Cronos Group (NASDAQ:CRON) has taken a lot of flak for its cautious approach to business development in the past. But this conservative strategy appears to be a stroke of genius in light of how the industry has evolved over the past year. Instead of using its multibillion-dollar investment from Altria (NYSE:MO) on a merger and acquisition spree, Cronos has quietly focused on research and development, most notably through a biofermentation partnership with Ginkgo Bioworks.

The long and short of it is that Cronos is basically prepping for the day the United States ends federal prohibition on marijuana. Once this happens, Cronos should be able to quickly ratchet up production by taking advantage of Altria's network of contract farmers. It will also likely be able to roll out one of the most technologically advanced lineups of derivative products. Cronos is clearly playing the long game -- a strategy that should pay off handsomely for patient shareholders. 

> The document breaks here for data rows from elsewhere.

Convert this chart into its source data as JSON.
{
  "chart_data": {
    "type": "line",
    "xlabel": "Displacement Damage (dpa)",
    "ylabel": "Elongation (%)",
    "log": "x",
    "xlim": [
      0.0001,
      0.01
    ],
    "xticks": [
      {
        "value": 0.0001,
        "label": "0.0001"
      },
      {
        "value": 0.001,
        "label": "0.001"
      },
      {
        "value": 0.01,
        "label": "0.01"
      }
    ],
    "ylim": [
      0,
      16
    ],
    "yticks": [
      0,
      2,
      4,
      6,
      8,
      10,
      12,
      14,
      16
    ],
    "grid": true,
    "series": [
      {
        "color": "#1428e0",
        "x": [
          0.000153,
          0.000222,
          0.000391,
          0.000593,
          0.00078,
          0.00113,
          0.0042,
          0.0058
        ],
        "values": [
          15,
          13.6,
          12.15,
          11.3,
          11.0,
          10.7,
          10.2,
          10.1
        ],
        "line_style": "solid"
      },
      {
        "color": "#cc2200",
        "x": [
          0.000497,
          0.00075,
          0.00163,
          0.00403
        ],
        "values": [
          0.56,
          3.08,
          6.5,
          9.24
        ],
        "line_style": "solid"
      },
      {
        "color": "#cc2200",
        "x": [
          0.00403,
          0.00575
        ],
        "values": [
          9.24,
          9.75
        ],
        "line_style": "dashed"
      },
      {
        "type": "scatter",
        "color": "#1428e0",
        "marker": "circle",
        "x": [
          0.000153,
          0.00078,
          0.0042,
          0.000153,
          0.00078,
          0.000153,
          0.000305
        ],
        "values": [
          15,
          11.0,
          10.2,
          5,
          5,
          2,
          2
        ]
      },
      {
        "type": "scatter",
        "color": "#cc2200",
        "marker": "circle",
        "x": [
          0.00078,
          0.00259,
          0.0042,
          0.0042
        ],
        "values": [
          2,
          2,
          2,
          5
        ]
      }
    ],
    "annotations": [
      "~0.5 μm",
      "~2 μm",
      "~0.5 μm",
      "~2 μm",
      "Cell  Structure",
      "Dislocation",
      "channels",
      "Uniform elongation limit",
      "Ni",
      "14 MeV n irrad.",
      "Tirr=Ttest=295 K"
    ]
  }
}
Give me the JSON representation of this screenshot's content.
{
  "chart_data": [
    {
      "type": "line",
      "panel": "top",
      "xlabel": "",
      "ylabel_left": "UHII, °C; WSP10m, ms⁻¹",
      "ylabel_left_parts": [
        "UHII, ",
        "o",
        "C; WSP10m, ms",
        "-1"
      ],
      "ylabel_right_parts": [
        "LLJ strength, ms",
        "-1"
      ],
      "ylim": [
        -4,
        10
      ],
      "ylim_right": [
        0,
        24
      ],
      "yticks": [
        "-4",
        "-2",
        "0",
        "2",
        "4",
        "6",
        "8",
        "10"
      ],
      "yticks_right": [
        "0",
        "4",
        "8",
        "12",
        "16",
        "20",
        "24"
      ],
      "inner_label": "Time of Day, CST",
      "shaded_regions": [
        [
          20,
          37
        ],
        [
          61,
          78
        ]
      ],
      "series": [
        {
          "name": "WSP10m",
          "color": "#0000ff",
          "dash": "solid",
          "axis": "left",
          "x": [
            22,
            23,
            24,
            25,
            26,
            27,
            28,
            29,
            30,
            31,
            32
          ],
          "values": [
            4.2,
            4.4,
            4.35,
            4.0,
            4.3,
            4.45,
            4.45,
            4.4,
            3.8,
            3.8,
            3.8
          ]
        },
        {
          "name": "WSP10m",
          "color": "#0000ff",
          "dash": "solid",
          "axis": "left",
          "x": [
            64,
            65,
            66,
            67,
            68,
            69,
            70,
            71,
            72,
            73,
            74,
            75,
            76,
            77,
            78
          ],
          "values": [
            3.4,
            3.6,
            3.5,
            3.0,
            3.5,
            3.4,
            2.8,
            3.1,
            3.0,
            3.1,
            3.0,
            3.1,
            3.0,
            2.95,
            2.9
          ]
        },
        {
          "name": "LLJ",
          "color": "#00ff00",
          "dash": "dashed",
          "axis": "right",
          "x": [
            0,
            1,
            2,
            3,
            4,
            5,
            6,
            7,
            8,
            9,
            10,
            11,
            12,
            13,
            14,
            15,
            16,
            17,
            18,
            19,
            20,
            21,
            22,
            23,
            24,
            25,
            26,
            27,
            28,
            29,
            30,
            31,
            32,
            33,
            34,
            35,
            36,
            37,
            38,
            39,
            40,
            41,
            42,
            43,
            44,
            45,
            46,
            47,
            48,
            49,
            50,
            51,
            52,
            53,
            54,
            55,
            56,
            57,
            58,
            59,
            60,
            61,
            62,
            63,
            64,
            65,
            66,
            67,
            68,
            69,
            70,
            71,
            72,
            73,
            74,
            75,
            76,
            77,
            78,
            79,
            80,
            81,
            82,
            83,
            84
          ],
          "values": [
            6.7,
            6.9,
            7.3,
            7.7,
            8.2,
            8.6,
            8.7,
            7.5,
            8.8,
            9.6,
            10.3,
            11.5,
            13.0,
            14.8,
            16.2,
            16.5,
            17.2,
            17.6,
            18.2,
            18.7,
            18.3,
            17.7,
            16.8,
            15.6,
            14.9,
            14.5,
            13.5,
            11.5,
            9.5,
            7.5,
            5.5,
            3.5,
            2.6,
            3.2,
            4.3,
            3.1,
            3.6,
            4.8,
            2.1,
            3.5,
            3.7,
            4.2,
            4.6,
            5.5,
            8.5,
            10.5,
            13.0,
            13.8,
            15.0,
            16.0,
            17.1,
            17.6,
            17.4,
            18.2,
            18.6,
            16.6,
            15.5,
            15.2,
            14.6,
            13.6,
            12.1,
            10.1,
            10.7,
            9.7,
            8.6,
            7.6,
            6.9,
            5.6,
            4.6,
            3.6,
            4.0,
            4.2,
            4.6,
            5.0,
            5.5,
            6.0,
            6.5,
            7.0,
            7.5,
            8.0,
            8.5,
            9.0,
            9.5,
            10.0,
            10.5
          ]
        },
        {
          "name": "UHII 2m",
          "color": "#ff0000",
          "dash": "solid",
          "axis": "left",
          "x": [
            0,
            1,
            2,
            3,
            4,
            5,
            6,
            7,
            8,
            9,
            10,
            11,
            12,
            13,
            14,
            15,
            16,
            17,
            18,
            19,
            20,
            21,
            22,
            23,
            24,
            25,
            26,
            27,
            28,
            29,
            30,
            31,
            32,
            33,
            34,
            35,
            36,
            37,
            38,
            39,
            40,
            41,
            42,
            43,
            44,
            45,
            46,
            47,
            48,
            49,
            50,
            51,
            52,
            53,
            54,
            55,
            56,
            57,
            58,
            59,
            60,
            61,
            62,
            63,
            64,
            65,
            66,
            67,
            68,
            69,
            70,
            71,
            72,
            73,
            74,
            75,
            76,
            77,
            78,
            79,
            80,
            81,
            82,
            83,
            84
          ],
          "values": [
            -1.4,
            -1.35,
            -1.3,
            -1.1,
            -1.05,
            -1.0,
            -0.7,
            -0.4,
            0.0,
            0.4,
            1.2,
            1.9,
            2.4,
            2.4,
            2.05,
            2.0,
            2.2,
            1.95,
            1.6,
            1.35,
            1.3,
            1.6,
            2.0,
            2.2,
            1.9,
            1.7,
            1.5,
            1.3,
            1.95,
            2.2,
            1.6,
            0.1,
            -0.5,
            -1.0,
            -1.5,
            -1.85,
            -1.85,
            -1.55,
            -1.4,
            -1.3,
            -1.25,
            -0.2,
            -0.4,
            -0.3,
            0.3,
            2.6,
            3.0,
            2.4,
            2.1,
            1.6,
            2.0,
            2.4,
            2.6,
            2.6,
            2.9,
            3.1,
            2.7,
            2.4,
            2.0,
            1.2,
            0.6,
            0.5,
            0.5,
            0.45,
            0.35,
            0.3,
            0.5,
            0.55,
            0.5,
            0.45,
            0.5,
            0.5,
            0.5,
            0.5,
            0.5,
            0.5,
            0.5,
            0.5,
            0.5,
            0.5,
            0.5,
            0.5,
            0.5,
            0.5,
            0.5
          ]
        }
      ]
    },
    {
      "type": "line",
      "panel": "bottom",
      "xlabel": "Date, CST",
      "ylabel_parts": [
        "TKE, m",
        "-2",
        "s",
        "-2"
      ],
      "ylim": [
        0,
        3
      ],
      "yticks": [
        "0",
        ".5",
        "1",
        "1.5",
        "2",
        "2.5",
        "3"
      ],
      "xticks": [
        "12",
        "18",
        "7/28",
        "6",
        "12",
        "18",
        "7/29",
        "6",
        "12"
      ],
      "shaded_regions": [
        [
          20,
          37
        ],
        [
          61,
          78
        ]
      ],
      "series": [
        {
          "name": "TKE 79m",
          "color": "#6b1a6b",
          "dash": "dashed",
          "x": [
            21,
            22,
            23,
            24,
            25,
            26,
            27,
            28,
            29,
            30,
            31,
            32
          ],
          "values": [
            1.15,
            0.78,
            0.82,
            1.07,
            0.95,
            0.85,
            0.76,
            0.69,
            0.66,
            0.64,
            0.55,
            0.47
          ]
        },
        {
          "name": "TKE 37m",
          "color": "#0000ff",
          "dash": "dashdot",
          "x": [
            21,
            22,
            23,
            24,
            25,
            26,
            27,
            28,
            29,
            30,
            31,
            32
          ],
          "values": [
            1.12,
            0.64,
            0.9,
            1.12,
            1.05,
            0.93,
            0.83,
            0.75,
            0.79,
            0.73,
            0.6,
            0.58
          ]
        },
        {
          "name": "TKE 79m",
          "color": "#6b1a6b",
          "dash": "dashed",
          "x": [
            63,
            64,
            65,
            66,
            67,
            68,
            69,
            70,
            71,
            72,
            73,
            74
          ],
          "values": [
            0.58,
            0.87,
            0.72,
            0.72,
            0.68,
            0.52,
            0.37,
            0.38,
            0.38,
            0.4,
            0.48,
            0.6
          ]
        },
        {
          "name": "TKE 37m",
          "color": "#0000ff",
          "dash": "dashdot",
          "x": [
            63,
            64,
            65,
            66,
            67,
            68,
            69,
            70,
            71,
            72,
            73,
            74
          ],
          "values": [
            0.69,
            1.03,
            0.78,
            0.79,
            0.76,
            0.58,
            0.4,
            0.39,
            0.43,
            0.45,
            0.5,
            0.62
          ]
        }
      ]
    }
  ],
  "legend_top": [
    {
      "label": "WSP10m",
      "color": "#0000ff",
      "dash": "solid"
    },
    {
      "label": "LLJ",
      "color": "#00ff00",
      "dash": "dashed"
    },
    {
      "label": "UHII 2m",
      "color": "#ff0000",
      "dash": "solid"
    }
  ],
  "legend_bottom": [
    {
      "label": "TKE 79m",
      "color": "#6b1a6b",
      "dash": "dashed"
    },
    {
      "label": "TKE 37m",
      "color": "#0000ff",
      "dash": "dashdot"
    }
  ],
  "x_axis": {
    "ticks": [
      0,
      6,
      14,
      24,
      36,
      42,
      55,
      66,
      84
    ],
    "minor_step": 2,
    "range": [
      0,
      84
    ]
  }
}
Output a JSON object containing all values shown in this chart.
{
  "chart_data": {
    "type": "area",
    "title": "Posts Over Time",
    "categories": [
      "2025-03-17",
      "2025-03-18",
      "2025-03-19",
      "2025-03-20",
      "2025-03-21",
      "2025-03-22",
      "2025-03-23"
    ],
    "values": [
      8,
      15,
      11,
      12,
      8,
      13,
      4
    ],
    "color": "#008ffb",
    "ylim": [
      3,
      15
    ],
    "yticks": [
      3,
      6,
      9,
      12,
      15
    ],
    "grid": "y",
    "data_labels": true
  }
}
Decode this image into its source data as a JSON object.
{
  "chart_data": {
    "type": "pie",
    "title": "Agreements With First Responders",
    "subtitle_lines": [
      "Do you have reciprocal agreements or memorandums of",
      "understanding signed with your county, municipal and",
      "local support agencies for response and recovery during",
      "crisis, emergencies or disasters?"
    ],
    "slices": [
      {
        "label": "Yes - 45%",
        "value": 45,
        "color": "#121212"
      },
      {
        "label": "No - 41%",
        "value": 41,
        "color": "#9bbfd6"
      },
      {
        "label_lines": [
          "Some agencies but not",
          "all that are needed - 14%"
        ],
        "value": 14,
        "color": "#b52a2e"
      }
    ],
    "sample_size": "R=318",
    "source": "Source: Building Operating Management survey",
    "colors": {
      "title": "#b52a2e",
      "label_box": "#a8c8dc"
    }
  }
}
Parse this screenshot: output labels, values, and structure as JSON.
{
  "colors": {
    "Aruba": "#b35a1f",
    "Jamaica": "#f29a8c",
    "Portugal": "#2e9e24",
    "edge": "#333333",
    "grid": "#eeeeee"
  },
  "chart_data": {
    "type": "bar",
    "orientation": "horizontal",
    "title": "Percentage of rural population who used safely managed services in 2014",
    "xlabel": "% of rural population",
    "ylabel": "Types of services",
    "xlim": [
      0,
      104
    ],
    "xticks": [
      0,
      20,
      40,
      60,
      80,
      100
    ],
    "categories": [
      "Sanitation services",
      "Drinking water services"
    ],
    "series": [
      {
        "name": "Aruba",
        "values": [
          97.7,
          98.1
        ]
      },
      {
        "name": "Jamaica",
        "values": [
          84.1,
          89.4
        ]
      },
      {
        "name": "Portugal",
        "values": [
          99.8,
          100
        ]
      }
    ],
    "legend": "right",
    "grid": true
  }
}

5. OrganiGram Holdings: Canada's most efficient grower

OrganiGram Holdings (NASDAQ:OGI) is firmly in the middle rung of Canadian pot growers. The company's size, however, belies its stellar long-term value proposition. The fact of the matter is that OrganiGram punches well above its weight, thanks to a proprietary three-level indoor growing system and a laserlike focus on cost controls. The result is that the company is on track to achieve sustained profitability well before most of its peers (with perhaps the exception of Aphria). OrganiGram's cash runway should thus turn out to be among the best in the industry. That's a big advantage in an industry where fresh capital is quickly becoming hard to dig up.

The company also has another, somewhat hidden competitive advantage. By going small, so to speak, OrganiGram didn't take on vast amounts of leverage immediately out of the gate. So as the industry matures and additional market opportunities open up in Canada and abroad, it should be able to scale up to capitalize on these longer-term opportunities as they become available. Some of its chief competitors, on the other hand, are so laden with debt right now that they may ultimately fade from the picture well before the legal cannabis market lives up to the hype. In brief, OrganiGram may be a small-cap company now, but it definitely has the potential to evolve into a large-cap giant by the end of the decade.